# Meeting the Parents



## hdcross (Jul 11, 2009)

So I have posted about my new hedgy before
viewtopic.php?f=16&t=2943&st=0&sk=t&sd=a
Thats the link..

Just wanted to say how excited I am. I am on vacation before school startes back, so I went back home to visit my parents and brought hyde with me. Was a bit nervious about the long dive, but he did really well.. made a day trip so we would sleep most the time.

But, when i descided to get him, my parents didnt really back me. Since im 22 they couldnt stop me.. but they wernt really for it. 
So my father got to meet Hyde for the first time this evening. Hyde uncurled and let my dad pet him.. and my dad fell in love with my little boy.. Had me set his play pen up so he could watch him. Hyde just went about his normal evening antics. IM SOOOO HAPPY, cause hyde won daddy over to the hedgies.. He is currently running around in his play pen while I work on the computer

But yeah.. His quilling is going well too.. he is a little grumpier than he was right when i got him, but he still loves to be petted and handled.

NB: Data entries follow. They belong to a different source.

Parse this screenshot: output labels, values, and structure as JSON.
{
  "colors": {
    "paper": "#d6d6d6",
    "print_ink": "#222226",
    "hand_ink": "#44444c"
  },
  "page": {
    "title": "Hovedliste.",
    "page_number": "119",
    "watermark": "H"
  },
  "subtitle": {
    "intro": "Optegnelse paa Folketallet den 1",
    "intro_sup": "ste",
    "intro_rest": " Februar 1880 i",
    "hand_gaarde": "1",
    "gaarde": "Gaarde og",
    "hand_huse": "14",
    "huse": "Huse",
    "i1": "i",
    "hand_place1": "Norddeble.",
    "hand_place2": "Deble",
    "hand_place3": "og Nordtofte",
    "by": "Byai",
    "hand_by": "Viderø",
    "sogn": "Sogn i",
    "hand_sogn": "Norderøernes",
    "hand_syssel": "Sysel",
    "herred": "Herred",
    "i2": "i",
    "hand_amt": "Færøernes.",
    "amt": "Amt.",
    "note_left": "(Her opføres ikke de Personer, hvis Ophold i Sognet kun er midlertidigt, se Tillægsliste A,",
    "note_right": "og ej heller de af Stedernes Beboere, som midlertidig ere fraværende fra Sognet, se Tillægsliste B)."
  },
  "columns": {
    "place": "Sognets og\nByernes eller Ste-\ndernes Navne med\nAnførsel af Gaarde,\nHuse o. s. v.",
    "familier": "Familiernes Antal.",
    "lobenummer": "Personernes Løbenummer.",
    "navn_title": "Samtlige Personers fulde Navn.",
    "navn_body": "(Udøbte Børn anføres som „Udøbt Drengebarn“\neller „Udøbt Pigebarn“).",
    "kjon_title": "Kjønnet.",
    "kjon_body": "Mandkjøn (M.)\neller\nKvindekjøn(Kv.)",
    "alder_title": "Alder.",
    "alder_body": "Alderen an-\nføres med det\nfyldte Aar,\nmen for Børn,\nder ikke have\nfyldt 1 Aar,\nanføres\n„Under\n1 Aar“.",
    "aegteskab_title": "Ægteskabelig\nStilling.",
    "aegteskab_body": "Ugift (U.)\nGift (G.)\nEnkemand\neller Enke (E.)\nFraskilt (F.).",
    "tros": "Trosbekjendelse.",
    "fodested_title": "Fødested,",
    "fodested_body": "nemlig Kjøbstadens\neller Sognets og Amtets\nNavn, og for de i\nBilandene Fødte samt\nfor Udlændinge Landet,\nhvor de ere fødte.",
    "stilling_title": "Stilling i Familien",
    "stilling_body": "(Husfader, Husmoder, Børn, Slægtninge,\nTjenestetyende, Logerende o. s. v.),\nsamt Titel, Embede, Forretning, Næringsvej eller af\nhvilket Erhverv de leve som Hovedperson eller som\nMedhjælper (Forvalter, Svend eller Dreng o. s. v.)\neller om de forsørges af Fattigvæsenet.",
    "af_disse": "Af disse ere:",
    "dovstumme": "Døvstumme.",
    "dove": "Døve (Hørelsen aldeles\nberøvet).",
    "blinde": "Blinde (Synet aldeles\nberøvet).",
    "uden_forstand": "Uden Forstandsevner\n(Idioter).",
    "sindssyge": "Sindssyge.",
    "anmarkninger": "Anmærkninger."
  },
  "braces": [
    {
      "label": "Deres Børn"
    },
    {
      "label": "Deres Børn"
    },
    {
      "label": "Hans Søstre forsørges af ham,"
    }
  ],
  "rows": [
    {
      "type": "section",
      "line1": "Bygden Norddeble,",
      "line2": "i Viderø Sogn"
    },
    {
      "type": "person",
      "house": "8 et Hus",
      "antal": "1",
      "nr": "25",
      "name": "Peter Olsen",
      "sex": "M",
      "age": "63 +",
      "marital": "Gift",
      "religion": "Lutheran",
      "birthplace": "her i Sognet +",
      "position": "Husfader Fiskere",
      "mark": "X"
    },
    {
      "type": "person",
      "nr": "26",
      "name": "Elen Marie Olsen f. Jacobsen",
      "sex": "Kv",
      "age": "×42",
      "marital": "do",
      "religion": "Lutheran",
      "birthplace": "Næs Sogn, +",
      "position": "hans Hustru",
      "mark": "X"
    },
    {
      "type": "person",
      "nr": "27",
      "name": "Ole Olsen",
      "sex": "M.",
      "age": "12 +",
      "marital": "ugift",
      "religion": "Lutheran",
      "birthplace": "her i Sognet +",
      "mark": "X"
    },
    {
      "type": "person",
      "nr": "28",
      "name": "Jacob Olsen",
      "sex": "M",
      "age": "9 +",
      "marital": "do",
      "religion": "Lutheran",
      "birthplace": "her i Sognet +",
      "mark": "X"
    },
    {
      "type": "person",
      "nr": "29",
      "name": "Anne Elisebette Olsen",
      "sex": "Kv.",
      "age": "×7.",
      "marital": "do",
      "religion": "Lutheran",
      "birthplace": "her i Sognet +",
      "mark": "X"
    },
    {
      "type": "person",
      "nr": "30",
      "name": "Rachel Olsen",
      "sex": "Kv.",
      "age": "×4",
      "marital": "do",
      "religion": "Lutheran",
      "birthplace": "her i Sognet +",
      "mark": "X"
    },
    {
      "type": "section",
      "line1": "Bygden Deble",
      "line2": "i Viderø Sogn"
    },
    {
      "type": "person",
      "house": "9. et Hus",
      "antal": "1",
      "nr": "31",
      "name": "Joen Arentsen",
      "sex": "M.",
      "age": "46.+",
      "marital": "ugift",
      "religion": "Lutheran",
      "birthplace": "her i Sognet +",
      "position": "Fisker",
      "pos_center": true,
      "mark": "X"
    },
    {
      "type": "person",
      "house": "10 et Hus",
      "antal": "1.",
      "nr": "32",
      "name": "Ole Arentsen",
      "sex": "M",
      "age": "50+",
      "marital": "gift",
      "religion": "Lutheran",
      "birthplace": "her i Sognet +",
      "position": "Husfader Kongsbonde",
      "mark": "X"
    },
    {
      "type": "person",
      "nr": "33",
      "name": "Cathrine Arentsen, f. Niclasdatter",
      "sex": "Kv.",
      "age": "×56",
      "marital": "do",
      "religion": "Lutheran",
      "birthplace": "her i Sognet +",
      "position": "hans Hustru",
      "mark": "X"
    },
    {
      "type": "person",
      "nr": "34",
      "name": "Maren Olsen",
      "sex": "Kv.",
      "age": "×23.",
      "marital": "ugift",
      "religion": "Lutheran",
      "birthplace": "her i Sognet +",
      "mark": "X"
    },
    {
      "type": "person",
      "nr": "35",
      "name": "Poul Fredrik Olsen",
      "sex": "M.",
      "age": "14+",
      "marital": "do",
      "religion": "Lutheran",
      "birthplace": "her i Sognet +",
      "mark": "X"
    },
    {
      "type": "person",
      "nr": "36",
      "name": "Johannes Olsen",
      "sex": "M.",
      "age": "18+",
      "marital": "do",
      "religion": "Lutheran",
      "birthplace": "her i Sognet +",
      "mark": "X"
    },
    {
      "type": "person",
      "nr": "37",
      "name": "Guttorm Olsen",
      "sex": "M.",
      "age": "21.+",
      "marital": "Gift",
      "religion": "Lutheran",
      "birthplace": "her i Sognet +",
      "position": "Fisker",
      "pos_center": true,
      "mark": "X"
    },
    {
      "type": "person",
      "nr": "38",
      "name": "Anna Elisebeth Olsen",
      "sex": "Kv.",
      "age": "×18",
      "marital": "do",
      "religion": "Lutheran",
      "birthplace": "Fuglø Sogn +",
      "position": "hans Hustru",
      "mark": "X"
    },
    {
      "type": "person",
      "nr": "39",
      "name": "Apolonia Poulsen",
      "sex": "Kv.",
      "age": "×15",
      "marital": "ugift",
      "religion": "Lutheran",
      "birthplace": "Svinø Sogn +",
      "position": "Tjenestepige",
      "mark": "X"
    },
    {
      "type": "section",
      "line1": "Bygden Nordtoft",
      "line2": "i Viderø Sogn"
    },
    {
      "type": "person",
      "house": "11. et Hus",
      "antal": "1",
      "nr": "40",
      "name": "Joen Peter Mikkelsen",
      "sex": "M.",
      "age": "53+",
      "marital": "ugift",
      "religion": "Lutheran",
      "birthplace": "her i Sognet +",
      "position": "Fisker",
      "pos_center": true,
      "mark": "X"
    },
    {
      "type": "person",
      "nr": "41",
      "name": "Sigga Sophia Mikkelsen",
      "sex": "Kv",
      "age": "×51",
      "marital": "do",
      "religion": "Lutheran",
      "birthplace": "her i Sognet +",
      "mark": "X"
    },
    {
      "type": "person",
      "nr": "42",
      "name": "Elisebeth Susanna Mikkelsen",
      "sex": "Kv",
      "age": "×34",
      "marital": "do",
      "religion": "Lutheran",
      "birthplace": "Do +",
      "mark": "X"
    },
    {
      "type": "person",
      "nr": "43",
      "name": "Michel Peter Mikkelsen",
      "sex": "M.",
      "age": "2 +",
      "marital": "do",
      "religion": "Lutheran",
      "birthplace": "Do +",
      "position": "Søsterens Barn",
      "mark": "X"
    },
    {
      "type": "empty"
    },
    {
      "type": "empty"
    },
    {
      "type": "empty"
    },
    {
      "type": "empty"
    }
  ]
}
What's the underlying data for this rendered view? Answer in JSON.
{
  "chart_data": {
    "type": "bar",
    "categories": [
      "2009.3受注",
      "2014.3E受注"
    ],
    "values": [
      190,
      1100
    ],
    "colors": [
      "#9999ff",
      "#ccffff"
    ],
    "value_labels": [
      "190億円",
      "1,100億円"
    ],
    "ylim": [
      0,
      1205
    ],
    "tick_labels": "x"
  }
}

AND he got his first nail clipping, and he was a little upset at first.. but after the first clip or two he just set down and let me do the rest. Managed not to clip to far on them, so no bleeding: I was happy for that, and he got a little bite of chicked as a treat.. he REALLY liked it.. (he also tried carrot the other day, isnt quite sure of that one)

ok I think that all the updates on my little boy.. Im a very happy hedgy slave. so happy that I got my little boy


----------



## LizardGirl (Aug 25, 2008)

Glad to hear your dad approves of little Hyde. (how could anyone not? :lol: )


----------



## Tasha (Feb 24, 2009)

I don't know anyone who isn't won over by a cute hedgie face!  

Glad he's been welcomed into the family.

Mines a little grump but everyone still falls in love when they see him.


----------



## raisinsushi (Jun 13, 2009)

Haha same thing happened with my parents, they were like eh, we dont want you to get another pet, until they met a hedgie, they love the cuteness


----------



## christine. (Jun 15, 2009)

My parents hated the fact that i was getting one, until i took her out and she was wondering around on my bed for the first time and they both wanted to watch her and try to touch her lol


----------



## shetland (Sep 2, 2008)

What a wonderful hedgie story!!!!!!!!!


----------